A spot of celtic mist at dawn
We arrive in Ashbourne and meet up with Dad who was our driver for the day,
checking the route ahead and carrying extra water. We tossed our kit in the car and set out in search of a fried breakfast. We were about eleven miles in at this stage, a third of the way.
Locals who communicated via strange inscriptions
Meath is inhabited by strange and terrifying beasts.
Many of whom took an instant dislike to Du Gormand. I later realised that
this is probably because he has eaten so many of them.
I got Du Gormand a great discount on a wooden overcoat - fortunately he was able to return it. We were about 23 miles in at that stage.
All down hill from here - we liked this stretch of road as it was
comparatively easy to jump out of the way of cars
Only a few miles to go...
Battered, footsore and utterly cream crackered, we arrive at the Boyne Visitor Centre at about half five in the evening. We promptly leave again as we have to play a game and we weren't sure if they'd lock us in our not.
Just before the battle - Du Gormand took the Jacobites
while I mounted a white horse to play William III
Note, due to a logistical issue, only two types of cheese were available for the cheese board. Damn poor show really. For those of you who might be interested, we played this game using miniatures on a C&C Napoleonics board. These figures were painted by Old John of 20Mil Nostalgic Revival and Krisztian Takacs. Old John also supplied some of the figures and I recommend getting in touch with him if you'd be interested in getting some.
These figures, there are about a hundred of them, are fully painted and will be offered for sale at the award winning Gaelcon Charity Auction, which will be at the D2 Hotel in Dublin next weekend. Gaelcon is organised by the Irish Gaming Association without whose generous assistance this would not have been possible.
You can see more pictures of the figures here.
I ponder the board, while Du Gourmand launches a dastardly attack. The battle was to six points and though I took an early lead, he managed to get his Jacobite cavalry across the Boyne.
Those damn Jacobite cavalry!
Sadly, those damned horsemen managed to roll up my left flank and though I punished him severely, routing several crack French regiments and wiping out all the Irish infantry on the right, the horsemen took the sixth point and we finished the game 6-5. A close battle and hard fought. Well done to General Du Gourmand!
Once the battle was done, we packed up and Dad transported us back home. We arrived back to discover that Mrs Kinch has laid on a surprise party for us and all our friends were lying in wait to clap us on the back. Fortunately we brought some souvenirs to show them...
This I believe is what is known to the medical profession as an "owie."
Soaking our feet, with good company and a glass of the medicinal close at hand - splendid!
Ed, Aoife & Kathryn
As you may have gathered neither Gorman or I are particularly good at taking life seriously nor are we men to whom exercise is a pleasure. The walk was long, hard and at times, both nerve wracking and painful.

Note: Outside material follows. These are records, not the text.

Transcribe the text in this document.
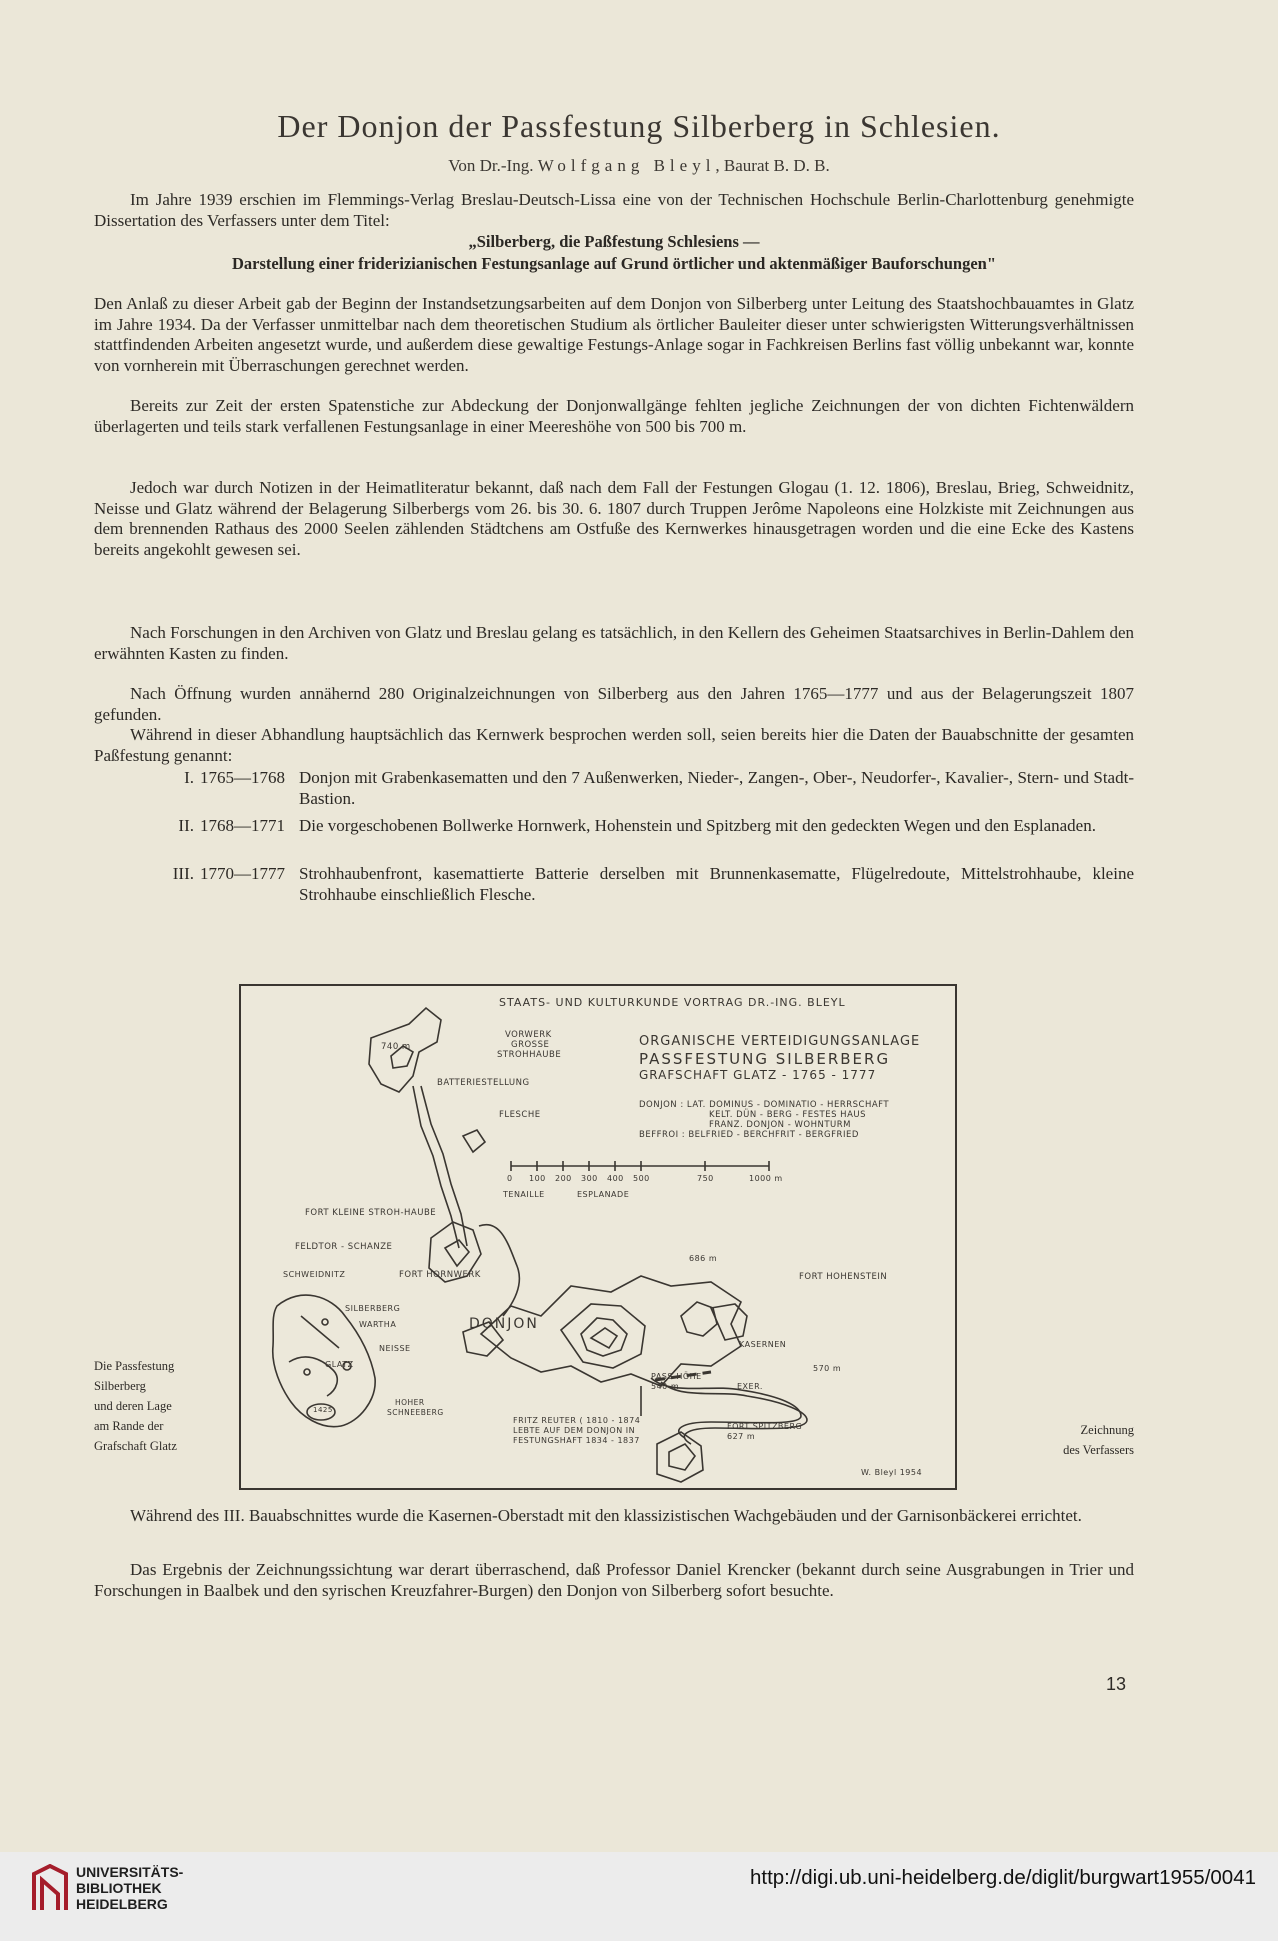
Der Donjon der Passfestung Silberberg in Schlesien.
Von Dr.-Ing. Wolfgang Bleyl, Baurat B. D. B.
Im Jahre 1939 erschien im Flemmings-Verlag Breslau-Deutsch-Lissa eine von der Technischen Hochschule Berlin-Charlottenburg genehmigte Dissertation des Verfassers unter dem Titel:
„Silberberg, die Paßfestung Schlesiens —
Darstellung einer friderizianischen Festungsanlage auf Grund örtlicher und aktenmäßiger Bauforschungen"
Den Anlaß zu dieser Arbeit gab der Beginn der Instandsetzungsarbeiten auf dem Donjon von Silberberg unter Leitung des Staatshochbauamtes in Glatz im Jahre 1934. Da der Verfasser unmittelbar nach dem theoretischen Studium als örtlicher Bauleiter dieser unter schwierigsten Witterungsverhältnissen stattfindenden Arbeiten angesetzt wurde, und außerdem diese gewaltige Festungs-Anlage sogar in Fachkreisen Berlins fast völlig unbekannt war, konnte von vornherein mit Überraschungen gerechnet werden.
Bereits zur Zeit der ersten Spatenstiche zur Abdeckung der Donjonwallgänge fehlten jegliche Zeichnungen der von dichten Fichtenwäldern überlagerten und teils stark verfallenen Festungsanlage in einer Meereshöhe von 500 bis 700 m.
Jedoch war durch Notizen in der Heimatliteratur bekannt, daß nach dem Fall der Festungen Glogau (1. 12. 1806), Breslau, Brieg, Schweidnitz, Neisse und Glatz während der Belagerung Silberbergs vom 26. bis 30. 6. 1807 durch Truppen Jerôme Napoleons eine Holzkiste mit Zeichnungen aus dem brennenden Rathaus des 2000 Seelen zählenden Städtchens am Ostfuße des Kernwerkes hinausgetragen worden und die eine Ecke des Kastens bereits angekohlt gewesen sei.
Nach Forschungen in den Archiven von Glatz und Breslau gelang es tatsächlich, in den Kellern des Geheimen Staatsarchives in Berlin-Dahlem den erwähnten Kasten zu finden.
Nach Öffnung wurden annähernd 280 Originalzeichnungen von Silberberg aus den Jahren 1765—1777 und aus der Belagerungszeit 1807 gefunden.
Während in dieser Abhandlung hauptsächlich das Kernwerk besprochen werden soll, seien bereits hier die Daten der Bauabschnitte der gesamten Paßfestung genannt:
I. 1765—1768 Donjon mit Grabenkasematten und den 7 Außenwerken, Nieder-, Zangen-, Ober-, Neudorfer-, Kavalier-, Stern- und Stadt-Bastion.
II. 1768—1771 Die vorgeschobenen Bollwerke Hornwerk, Hohenstein und Spitzberg mit den gedeckten Wegen und den Esplanaden.
III. 1770—1777 Strohhaubenfront, kasemattierte Batterie derselben mit Brunnenkasematte, Flügelredoute, Mittelstrohhaube, kleine Strohhaube einschließlich Flesche.
STAATS- UND KULTURKUNDE VORTRAG DR.-ING. BLEYL
ORGANISCHE VERTEIDIGUNGSANLAGE
PASSFESTUNG SILBERBERG
GRAFSCHAFT GLATZ - 1765 - 1777
DONJON : LAT. DOMINUS - DOMINATIO - HERRSCHAFT
KELT. DÜN - BERG - FESTES HAUS
FRANZ. DONJON - WOHNTURM
BEFFROI : BELFRIED - BERCHFRIT - BERGFRIED
0 100 200 300 400 500	750	1000 m
TENAILLE	ESPLANADE
VORWERK
GROSSE
STROHHAUBE
740 m
BATTERIESTELLUNG
FLESCHE
FORT KLEINE STROH-HAUBE
FELDTOR - SCHANZE
SCHWEIDNITZ	FORT HORNWERK
686 m
FORT HOHENSTEIN
DONJON
SILBERBERG
WARTHA
NEISSE
GLATZ
HOHER
SCHNEEBERG
1425
KASERNEN
570 m
PASS-HÖHE
540 m	EXER.
FORT SPITZBERG
627 m
FRITZ REUTER ( 1810 - 1874
LEBTE AUF DEM DONJON IN
FESTUNGSHAFT 1834 - 1837
W. Bleyl 1954
Die Passfestung
Silberberg
und deren Lage
am Rande der
Grafschaft Glatz
Zeichnung
des Verfassers
Während des III. Bauabschnittes wurde die Kasernen-Oberstadt mit den klassizistischen Wachgebäuden und der Garnisonbäckerei errichtet.
Das Ergebnis der Zeichnungssichtung war derart überraschend, daß Professor Daniel Krencker (bekannt durch seine Ausgrabungen in Trier und Forschungen in Baalbek und den syrischen Kreuzfahrer-Burgen) den Donjon von Silberberg sofort besuchte.
13
UNIVERSITÄTS-
BIBLIOTHEK
HEIDELBERG
http://digi.ub.uni-heidelberg.de/diglit/burgwart1955/0041
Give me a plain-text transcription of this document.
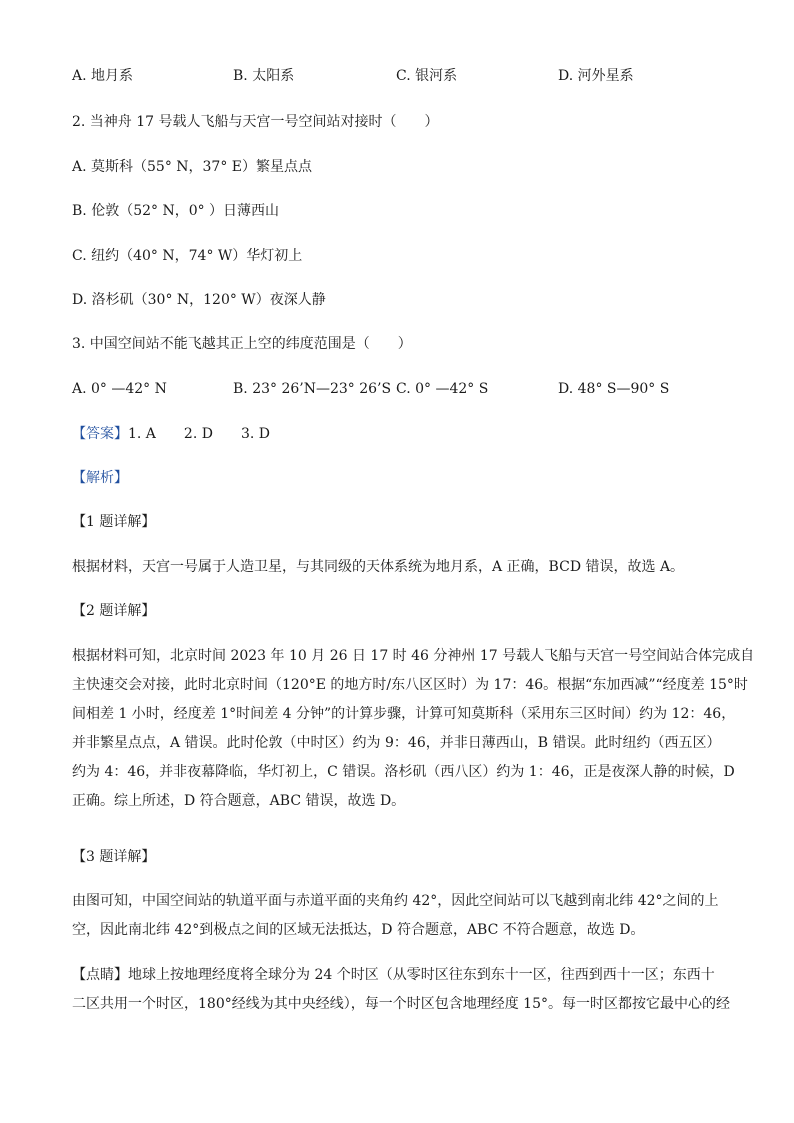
A. 地月系	B. 太阳系	C. 银河系	D. 河外星系
2. 当神舟 17 号载人飞船与天宫一号空间站对接时（　　）
A. 莫斯科（55° N，37° E）繁星点点
B. 伦敦（52° N，0° ）日薄西山
C. 纽约（40° N，74° W）华灯初上
D. 洛杉矶（30° N，120° W）夜深人静
3. 中国空间站不能飞越其正上空的纬度范围是（　　）
A. 0° —42° N	B. 23° 26’N—23° 26’S C. 0° —42° S	D. 48° S—90° S
【答案】1. A　　2. D　　3. D
【解析】
【1 题详解】
根据材料，天宫一号属于人造卫星，与其同级的天体系统为地月系，A 正确，BCD 错误，故选 A。
【2 题详解】
根据材料可知，北京时间 2023 年 10 月 26 日 17 时 46 分神州 17 号载人飞船与天宫一号空间站合体完成自
主快速交会对接，此时北京时间（120°E 的地方时/东八区区时）为 17：46。根据“东加西减”“经度差 15°时
间相差 1 小时，经度差 1°时间差 4 分钟”的计算步骤，计算可知莫斯科（采用东三区时间）约为 12：46，
并非繁星点点，A 错误。此时伦敦（中时区）约为 9：46，并非日薄西山，B 错误。此时纽约（西五区）
约为 4：46，并非夜幕降临，华灯初上，C 错误。洛杉矶（西八区）约为 1：46，正是夜深人静的时候，D
正确。综上所述，D 符合题意，ABC 错误，故选 D。
【3 题详解】
由图可知，中国空间站的轨道平面与赤道平面的夹角约 42°，因此空间站可以飞越到南北纬 42°之间的上
空，因此南北纬 42°到极点之间的区域无法抵达，D 符合题意，ABC 不符合题意，故选 D。
【点睛】地球上按地理经度将全球分为 24 个时区（从零时区往东到东十一区，往西到西十一区；东西十
二区共用一个时区，180°经线为其中央经线），每一个时区包含地理经度 15°。每一时区都按它最中心的经
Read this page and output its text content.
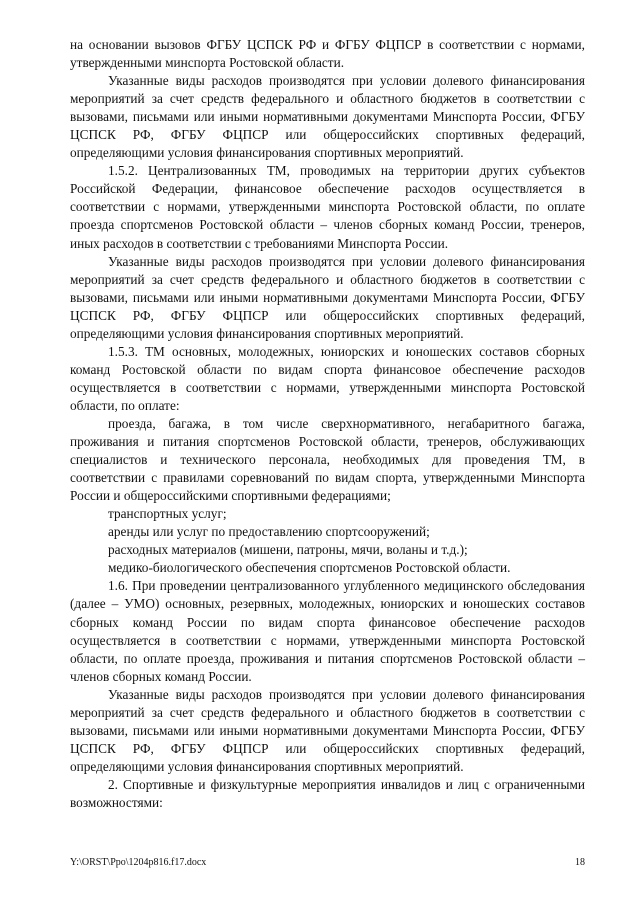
на основании вызовов ФГБУ ЦСПСК РФ и ФГБУ ФЦПСР в соответствии с нормами, утвержденными минспорта Ростовской области.

Указанные виды расходов производятся при условии долевого финансирования мероприятий за счет средств федерального и областного бюджетов в соответствии с вызовами, письмами или иными нормативными документами Минспорта России, ФГБУ ЦСПСК РФ, ФГБУ ФЦПСР или общероссийских спортивных федераций, определяющими условия финансирования спортивных мероприятий.

1.5.2. Централизованных ТМ, проводимых на территории других субъектов Российской Федерации, финансовое обеспечение расходов осуществляется в соответствии с нормами, утвержденными минспорта Ростовской области, по оплате проезда спортсменов Ростовской области – членов сборных команд России, тренеров, иных расходов в соответствии с требованиями Минспорта России.

Указанные виды расходов производятся при условии долевого финансирования мероприятий за счет средств федерального и областного бюджетов в соответствии с вызовами, письмами или иными нормативными документами Минспорта России, ФГБУ ЦСПСК РФ, ФГБУ ФЦПСР или общероссийских спортивных федераций, определяющими условия финансирования спортивных мероприятий.

1.5.3. ТМ основных, молодежных, юниорских и юношеских составов сборных команд Ростовской области по видам спорта финансовое обеспечение расходов осуществляется в соответствии с нормами, утвержденными минспорта Ростовской области, по оплате:

проезда, багажа, в том числе сверхнормативного, негабаритного багажа, проживания и питания спортсменов Ростовской области, тренеров, обслуживающих специалистов и технического персонала, необходимых для проведения ТМ, в соответствии с правилами соревнований по видам спорта, утвержденными Минспорта России и общероссийскими спортивными федерациями;

транспортных услуг;

аренды или услуг по предоставлению спортсооружений;

расходных материалов (мишени, патроны, мячи, воланы и т.д.);

медико-биологического обеспечения спортсменов Ростовской области.

1.6. При проведении централизованного углубленного медицинского обследования (далее – УМО) основных, резервных, молодежных, юниорских и юношеских составов сборных команд России по видам спорта финансовое обеспечение расходов осуществляется в соответствии с нормами, утвержденными минспорта Ростовской области, по оплате проезда, проживания и питания спортсменов Ростовской области – членов сборных команд России.

Указанные виды расходов производятся при условии долевого финансирования мероприятий за счет средств федерального и областного бюджетов в соответствии с вызовами, письмами или иными нормативными документами Минспорта России, ФГБУ ЦСПСК РФ, ФГБУ ФЦПСР или общероссийских спортивных федераций, определяющими условия финансирования спортивных мероприятий.

2. Спортивные и физкультурные мероприятия инвалидов и лиц с ограниченными возможностями:

Y:\ORST\Ppo\1204p816.f17.docx	18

But, the pain of a parent who has lost a child passes all understanding. It is difficult to bear for those of us on the periphery of that tragedy and who know that though she is gone from us, she is somewhere better. Though Ed & Aoife have that same consolation, I do not know how their hearts bear it.
Kathryn may not have lived to take her first steps, but I think for a little while at least, when we were blistered and bleeding, sore and sick at heart, she walked with us.
We couldn't have done it without her.